REPUBLIKA.CO.ID, JAKARTA -- Penyedia jasa taksi meminta perlakuan yang setara antara angkutannya dengan transportasi berbasis online dalam hal ketaaan terhadap aturan yang berlaku.
Direktur Operasional Grup Express Herwan Gozali mengatakan pemerintah tidak berlaku adil pada penegakan aturan transportasi. Menurutnya, penyedia jasa transportasi berbasis online seperti Uber dan Grab bisa beroperasi tanpa mengikuti aturan yang berlaku.
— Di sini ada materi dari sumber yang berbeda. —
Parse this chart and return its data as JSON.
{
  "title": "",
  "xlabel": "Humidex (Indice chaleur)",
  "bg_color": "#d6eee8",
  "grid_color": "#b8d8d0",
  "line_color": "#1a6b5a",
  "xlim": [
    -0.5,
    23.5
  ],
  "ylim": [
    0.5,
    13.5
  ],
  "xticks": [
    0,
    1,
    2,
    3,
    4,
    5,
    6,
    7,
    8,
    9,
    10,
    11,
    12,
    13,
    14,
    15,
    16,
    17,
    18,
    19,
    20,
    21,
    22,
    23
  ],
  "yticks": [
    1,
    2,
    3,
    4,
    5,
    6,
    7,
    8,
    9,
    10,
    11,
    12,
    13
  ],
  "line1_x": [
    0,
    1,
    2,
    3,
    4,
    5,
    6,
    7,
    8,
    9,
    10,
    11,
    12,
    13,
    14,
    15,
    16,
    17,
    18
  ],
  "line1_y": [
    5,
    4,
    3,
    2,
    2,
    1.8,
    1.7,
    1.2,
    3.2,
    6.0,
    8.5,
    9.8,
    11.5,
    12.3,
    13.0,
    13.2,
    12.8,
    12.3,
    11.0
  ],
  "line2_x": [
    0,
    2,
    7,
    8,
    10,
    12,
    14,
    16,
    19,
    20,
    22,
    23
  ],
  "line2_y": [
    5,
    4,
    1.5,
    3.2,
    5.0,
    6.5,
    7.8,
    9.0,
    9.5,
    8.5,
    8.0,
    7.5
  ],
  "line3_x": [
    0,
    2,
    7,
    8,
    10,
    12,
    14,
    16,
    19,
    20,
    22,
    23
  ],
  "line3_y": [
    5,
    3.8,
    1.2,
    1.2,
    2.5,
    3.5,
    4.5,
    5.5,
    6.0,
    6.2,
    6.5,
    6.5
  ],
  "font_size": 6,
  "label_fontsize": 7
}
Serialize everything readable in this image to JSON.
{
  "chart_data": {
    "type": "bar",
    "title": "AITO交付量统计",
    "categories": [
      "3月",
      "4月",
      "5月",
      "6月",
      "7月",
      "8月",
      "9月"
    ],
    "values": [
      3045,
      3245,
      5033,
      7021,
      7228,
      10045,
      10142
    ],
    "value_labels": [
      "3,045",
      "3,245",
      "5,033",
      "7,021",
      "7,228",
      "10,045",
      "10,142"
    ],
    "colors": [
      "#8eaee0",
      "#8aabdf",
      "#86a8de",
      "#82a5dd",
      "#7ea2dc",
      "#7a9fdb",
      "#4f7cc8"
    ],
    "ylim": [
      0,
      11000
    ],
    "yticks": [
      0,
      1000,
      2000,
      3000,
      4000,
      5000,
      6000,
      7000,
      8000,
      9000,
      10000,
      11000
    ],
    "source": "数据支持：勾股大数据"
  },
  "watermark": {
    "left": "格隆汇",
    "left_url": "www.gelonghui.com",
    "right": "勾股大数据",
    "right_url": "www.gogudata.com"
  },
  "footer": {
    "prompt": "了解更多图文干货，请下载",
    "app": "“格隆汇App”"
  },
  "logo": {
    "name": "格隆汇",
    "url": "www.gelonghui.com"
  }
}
"Plat hitam (mobil yang digunakan dalam aplikasi Uber dan Grab) itu tidak layak dan tidak boleh menjadi angkutan umum. Penentuan tarif aja kita dari SK gubernur dan kepala dinas. Mereka banyak bertentangan dengan Undang-Undang," katanya.
Ia meyakini pihak Uber dan Grab tidak mempunyai data pasti tentang jumlah drivernya. Bahkan menurutnya, jumlah driver cenderung tidak terkontrol.
"Uber dan Grab itu tak miliki kendaraan, mereka hanya aplikasi, mereka manfaatkan supir dan mobil pribadi untuk angkut orang," ujarnya.
Sementara itu, mengenai murahnya tarif yang membuat masyarakat berminat menggunakan Uber dan Grab, menurutnya itu hanya dalih saja. Ia mengatakan jika Uber dan Grab menaati aturan maka pasti pengeluarannya lebih banyak. Implikasinya tarifnya tentu akan lebih mahal.
"Kalau menurut saya, (Uber dan Grab) cuma cari kelemahan aja, masyarakat selama ini lebih pilih untung, lebih murah pasti. Tapi mereka enggak tahu apa yang mereka lakukan melanggar aturan," ucapnya.
Ia menegaskan agar pemerintah mampu mengakomodasi kepentingan penyedia jasa taksi resmi. Ia hanya meminta kesetaraan agar Uber dan Grab juga mengikuti aturan transportasi yang berlaku.
"Kita minta ketegasan pemerintah kalau memang boleh (Uber dan Grab beroperasi), ikutin aturan yang sudah ada, harus equality (kesetaraan). Kita diikat dengan segala aturan yang ada, segala perizinan banyak," jelasnya.